Донни выхватил его у меня из рук и положил обратно на поднос.
— Что угодно, только не это, — сказал он. — Мы не едим гребаные бананы. Просто поверь мне, — добавил он, когда принялся возражать. — Если тебя хотя бы раз поймают на том, что ты прилюдно ешь банан, тут же появится фотография, всюду — бананы, а бритоголовые ублюдки будут над тобой всю жизнь смеяться, даже когда вручат награду за картины, а сам ты станешь жить во дворце, эта фотография будет все подсекать всегда и всюду.
Вот так, говорил я Майклу, теперь-то можно есть все, что захочется, и если мудачье из Национального фронта еще ходит на футбольные матчи, чтобы швыряться бананами в чернокожих игроков, — что ж, за это их все презирают, — их соседи и кумиры, а иногда за такое можно и в тюрьму попасть. Это мне пришлось жить в более идиотские времена, а не Майклу, и мне судить, стоило ли освобождение моей страны в 1941-м предвзятости и дискриминации в Британии много лет спустя, и по моему счету — стоило. Друзья могут казаться бесчувственными и глупыми, но все равно оказываются друзьями, когда ты попадешь в беду, это не превращает их в членов Дерга. Мир несовершенен, а Британия — лучше почти всех других мест. Так обстоят дела, и пора бы уже Майклу вырасти и понять это.
Тогда мы сумели отступить от края пропасти. Майкл поблагодарил меня за то, что я подтвердил его правоту. Я поблагодарил его за то, что он принял мою. Потом он сказал, что ему за меня стыдно, а я ему сказал, что молодые и горячие головы всегда стыдятся своих родителей, а он сказал, что у остальных молодых и горячих обычно нет на то реальных причин, а ему достался отец-коллаборант. В общем, он был прав, и я был прав, и мы оба это знали, наверное, но оказались слишком похожи, чтобы попытаться найти общую позицию. Там и замерли, слава Богу, между смертной обидой и глубокой потребностью друг в друге. Я не смог бы его выставить из дому, а он не смог бы мне сказать, что уходит. У нас обоих были друзья и даже возлюбленные, но во всем мире на самом деле у нас были только мы, и мы оба это чувствовали.
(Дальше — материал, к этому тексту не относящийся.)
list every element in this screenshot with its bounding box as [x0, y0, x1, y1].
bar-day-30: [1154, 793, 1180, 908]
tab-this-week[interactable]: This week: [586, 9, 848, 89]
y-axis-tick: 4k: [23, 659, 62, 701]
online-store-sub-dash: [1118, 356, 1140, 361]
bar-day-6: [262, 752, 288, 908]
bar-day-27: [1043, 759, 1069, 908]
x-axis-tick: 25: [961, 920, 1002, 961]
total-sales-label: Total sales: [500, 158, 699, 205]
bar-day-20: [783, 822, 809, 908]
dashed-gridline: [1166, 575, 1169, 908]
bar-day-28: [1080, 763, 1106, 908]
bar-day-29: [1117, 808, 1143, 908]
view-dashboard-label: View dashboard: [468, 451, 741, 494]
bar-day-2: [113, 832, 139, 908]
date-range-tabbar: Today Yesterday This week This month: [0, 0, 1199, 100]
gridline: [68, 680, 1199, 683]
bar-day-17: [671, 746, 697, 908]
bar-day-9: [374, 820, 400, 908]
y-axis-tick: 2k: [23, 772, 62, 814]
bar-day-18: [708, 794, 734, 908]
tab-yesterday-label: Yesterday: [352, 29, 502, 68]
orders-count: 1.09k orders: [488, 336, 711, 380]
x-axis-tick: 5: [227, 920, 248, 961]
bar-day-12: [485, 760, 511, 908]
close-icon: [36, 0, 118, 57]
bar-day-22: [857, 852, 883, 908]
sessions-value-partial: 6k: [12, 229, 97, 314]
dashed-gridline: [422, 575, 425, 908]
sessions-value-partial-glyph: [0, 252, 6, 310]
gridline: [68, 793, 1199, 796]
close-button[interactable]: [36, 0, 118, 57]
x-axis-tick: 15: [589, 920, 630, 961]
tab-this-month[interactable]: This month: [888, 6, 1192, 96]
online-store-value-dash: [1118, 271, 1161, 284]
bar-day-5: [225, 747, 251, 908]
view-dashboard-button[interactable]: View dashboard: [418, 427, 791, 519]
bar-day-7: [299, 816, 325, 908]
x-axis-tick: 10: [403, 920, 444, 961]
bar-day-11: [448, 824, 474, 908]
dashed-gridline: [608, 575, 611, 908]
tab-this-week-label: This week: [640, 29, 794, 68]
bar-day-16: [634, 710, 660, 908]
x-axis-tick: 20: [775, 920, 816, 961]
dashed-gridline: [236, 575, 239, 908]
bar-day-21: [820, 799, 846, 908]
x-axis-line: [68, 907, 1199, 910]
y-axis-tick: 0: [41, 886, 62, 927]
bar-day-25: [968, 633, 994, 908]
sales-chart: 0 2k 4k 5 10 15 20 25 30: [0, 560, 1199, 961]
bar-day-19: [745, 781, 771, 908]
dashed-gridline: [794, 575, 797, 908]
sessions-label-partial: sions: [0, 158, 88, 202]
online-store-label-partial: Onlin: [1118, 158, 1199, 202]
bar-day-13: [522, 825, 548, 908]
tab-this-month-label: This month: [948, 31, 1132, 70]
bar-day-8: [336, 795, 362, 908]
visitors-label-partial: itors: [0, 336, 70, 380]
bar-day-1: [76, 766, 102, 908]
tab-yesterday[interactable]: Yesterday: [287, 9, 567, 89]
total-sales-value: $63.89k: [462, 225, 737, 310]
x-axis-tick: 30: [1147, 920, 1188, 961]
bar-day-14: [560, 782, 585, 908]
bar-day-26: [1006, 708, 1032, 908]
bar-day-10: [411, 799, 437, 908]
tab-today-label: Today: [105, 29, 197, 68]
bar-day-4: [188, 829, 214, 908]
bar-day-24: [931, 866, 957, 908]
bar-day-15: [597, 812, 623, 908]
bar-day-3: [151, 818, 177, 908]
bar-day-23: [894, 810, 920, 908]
Грубые слова были прощены, но ссора не стерлась и не забылась. Некоторое время я гордился тем, что сказал правду, затем думал, что пытался его защитить, а потом наконец признался себе, что я просто разозлился из-за того, что он не понимал, кто он такой в смысле старшинства поколений, так что если кто и виноват, то я. Если мы и не могли поехать в Эфиопию, могли хотя бы влиться в местную диаспору, ходить в эфиопскую церковь, вместе пить чай. Теперь я думаю, что боль, которую мне причинила его мать, и мысль о том, как будут меня жалеть наши с ней общие старые друзья, не позволили мне даже попытаться.